Scientific classification
- Kingdom: Animalia
- Phylum: Chordata
- Class: Amphibia
- Order: Anura
- Family: Hyperoliidae
- Genus: Afrixalus
- Species: A. delicatus
- Binomial name: Afrixalus delicatus Pickersgill, 1984

= Afrixalus delicatus =

- Authority: Pickersgill, 1984
- Conservation status: LC

Species of amphibian

Afrixalus delicatus, the delicate leaf-folding frog, delicate spiny reed frog or Pickersgill's banana frog, is a species of frogs in the family Hyperoliidae. It is found in Southern and Eastern Africa, from eastern South Africa and Eswatini (not confirmed) northward through Mozambique, the low altitude parts of Malawi and Tanzania, southeastern Kenya to southern Somalia.

==Taxonomy==
Afrixalus delicatus was described in 1984 by Martin Pickersgill. The account of Afrixalus delicatus in the AmphibiaWeb combines this species with Afrixalus brachycnemis, although it also recognizes the latter species as a subspecies of Afrixalus stuhlmanni. The Amphibian Species of the World treats A. brachycnemis as a valid species. Application of these names is discussed in Poynton (2007).

==Description==
Adult males measure 15–20 mm and females 17–22 mm in snout–vent length. The dorsum is light brown to gold with a brassy sheen. There are vague brown speckles over the mid-dorsum and a lateral line that is well-defined in its anterior part; these vary in colouration from reddish brown to nearly black, depending probably on temperature, light and humidity. The tibia is yellow and has an oblique transverse stripe. The venter is white. The gular disc is orange-yellow and the hidden areas of limbs are yellowish. Most parts of the body are covered by tiny asperities.

The male advertisement call is a high-pitched rattle composed of a number of distinct, separate clicks, or in the second call type, an intense, high-pitched buzz-like "zick" on a rising note; it is the latter that appears to be the mating call.

==Habitat and conservation==
Afrixalus delicatus inhabit coastal bush land, savanna, shrubland, grassland, forest, thicket and modified habitats at elevations up to 500 m above sea level.
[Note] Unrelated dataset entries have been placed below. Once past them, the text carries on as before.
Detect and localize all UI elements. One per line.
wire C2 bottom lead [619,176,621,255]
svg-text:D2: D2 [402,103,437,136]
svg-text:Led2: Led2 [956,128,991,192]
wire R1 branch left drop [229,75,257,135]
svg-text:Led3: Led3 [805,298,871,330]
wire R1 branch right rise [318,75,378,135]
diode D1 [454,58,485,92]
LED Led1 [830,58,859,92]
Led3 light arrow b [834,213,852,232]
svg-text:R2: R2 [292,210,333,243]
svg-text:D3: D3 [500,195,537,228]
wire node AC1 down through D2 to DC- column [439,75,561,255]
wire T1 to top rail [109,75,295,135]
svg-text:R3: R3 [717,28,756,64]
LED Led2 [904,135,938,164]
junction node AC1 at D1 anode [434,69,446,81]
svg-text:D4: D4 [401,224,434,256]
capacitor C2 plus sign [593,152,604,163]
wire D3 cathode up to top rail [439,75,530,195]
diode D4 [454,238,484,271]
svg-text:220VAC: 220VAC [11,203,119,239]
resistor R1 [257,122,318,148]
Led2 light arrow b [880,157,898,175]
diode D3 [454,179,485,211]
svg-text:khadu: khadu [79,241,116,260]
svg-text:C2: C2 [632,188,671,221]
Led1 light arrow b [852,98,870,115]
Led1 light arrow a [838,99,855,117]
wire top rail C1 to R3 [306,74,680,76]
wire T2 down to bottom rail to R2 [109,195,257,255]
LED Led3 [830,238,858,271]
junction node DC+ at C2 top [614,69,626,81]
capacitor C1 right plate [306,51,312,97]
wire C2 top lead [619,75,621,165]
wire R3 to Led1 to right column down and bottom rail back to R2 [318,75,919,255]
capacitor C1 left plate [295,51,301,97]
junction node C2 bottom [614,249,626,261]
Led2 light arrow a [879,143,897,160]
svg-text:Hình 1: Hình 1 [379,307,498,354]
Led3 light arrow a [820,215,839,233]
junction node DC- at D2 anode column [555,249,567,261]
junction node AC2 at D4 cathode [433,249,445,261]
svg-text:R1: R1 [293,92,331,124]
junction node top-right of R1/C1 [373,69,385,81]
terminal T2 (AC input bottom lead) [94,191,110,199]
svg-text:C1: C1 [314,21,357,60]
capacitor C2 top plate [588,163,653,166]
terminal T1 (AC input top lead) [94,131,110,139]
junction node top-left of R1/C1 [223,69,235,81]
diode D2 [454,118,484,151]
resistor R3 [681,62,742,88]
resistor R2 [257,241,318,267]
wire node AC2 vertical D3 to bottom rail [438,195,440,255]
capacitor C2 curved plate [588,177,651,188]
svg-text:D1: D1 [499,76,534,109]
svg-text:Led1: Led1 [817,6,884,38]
Breeding takes place in emergent vegetation, usually at the edges of relatively permanent water bodies. They favour plants with long leaves, suitable for being folded to make leaf nests over water. During the day they may hide in leaf axils of rum lilies of the genus Zantedeschia.

Afrixalus delicatus is common in the northern part of its range, where very large breeding aggregations are found. It is uncommon in extreme south where it has declined, although it may have been overlooked. In the southern part of its range it is threatened by drying up breeding sites, caused by sugar cane farming, urbanization, and the spread of eucalyptus. Chemical mosquito control may threaten some populations. It is present in many protected areas.